But global changes and climate threaten both that traditional lifestyle and forest people’s food security, Lars Løvold, special adviser for the Rainforest Foundation Norway, said at the Global Landscapes Forum in Lima.
The 2014 Global Landscapes Forum was organized by CIFOR, the United Nations Environment Program (UNEP) and the Food and Agriculture Organization of the United Nations (FAO). More than 1,700 people from 90 countries attended the event on the sidelines of the annual UN climate change conference, including country climate negotiators, ministers, CEOs, indigenous leaders, civil society leaders and researchers.
AN INTEGRATED SYSTEM
Throughout the world’s tropical forests, indigenous people’s diets combine crops from their plots with fish, game, fruits, nuts and wild plants.
“Flexibility is the key to living well in the rainforest,” Løvold said. “Forest and field [are] an integrated system. Each complements the other.”
People plant crops in places where natural vegetation signals suitable soil, he said. Because those places are scattered throughout the forest, the community needs a large area.
But the resource-rich Amazon is increasingly a magnet for industrial farms and ranches, as well as companies seeking timber, oil and gas, and minerals. Government officials who grant concessions often assume that low population density means land is uninhabited, especially if it is not titled.
As a result, indigenous people are pushed off their traditional lands or confined to areas that may be titled, but are too small to support their traditional farming methods. With land in short supply, they cannot let fields “rest” between crops for as long as they did in the past, so soil fertility and productivity decline.
Traditional lifestyles are changing for other reasons, too. Decades ago, an entire village might have moved if people needed better land. Now villagers are more sedentary, choosing to stay near schools, health centers or other services, Løvold said.
That creates a need for income, but growing cash crops is difficult for people who are far from markets and whose economy is geared toward subsistence, not profit.
FAR AND AWAY
Deep in the Amazon, some villages have turned that remoteness into an advantage.

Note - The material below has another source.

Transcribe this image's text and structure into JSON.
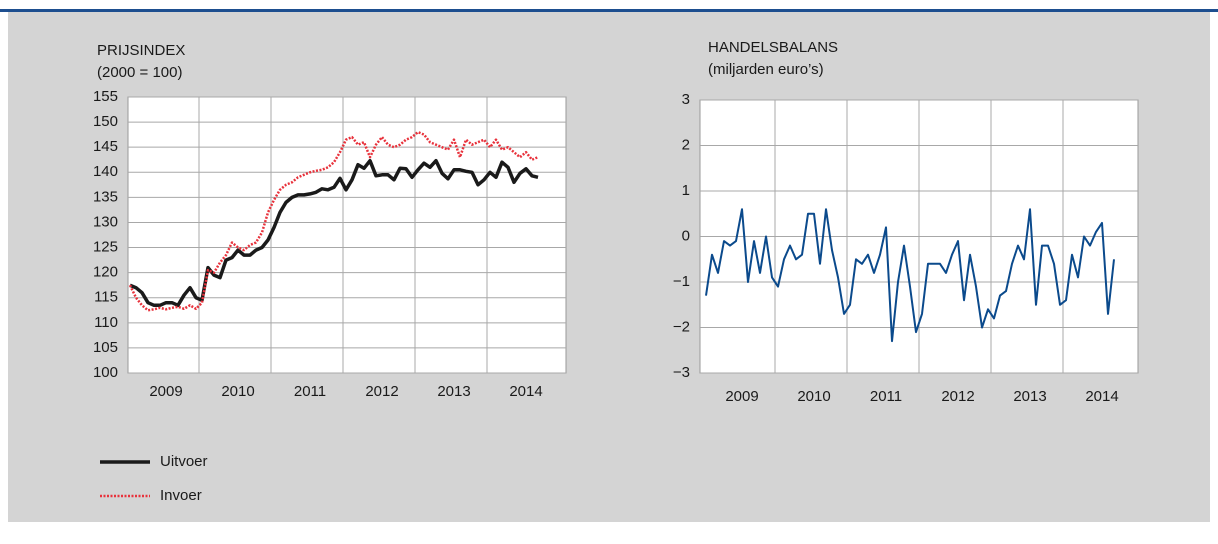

Several tribes in the Xingu Indigenous Park, an area of 26,000 square kilometers in Brazil’s Mato Grosso state that is inhabited by about 5,000 people belonging to 16 ethnic groups, sell honey that was easily certified organic, as it comes from hives far from the nearest chemical pesticides, Løvold said.
Baniwa people on the Upper Rio Negro in Brazil’s Amazonas state sell chili powder made from some of the dozens of varieties of hot peppers found in their territory, selling to upscale buyers in cities, he said.
“When space is limited, you need an agroforestry system,” said Løvold, whose organization worked with communities from 1991 to 2004 to revitalize degraded soil by adding organic material and introducing crop rotation and green manure.
“It’s totally possible, with some extra work,” he said. “Everything they produce they sell immediately.”
But the forest people’s efforts alone are not enough. Government policies are also needed to protect forests, maintain ecosystem services and “thank” the people who maintain the forest, he said. Løvold offered two examples.
First, they must respect communities’ communal land rights and facilitate free, prior and informed consent when the government or non-governmental organizations launch development projects that could affect indigenous communities.
Officials should also “stop demonizing shifting cultivators” and acknowledge the rationality and benefits of their practice, he said.
“Shifting cultivation is the only agricultural system with proven long-term compatibility with the rainforest,” Løvold said.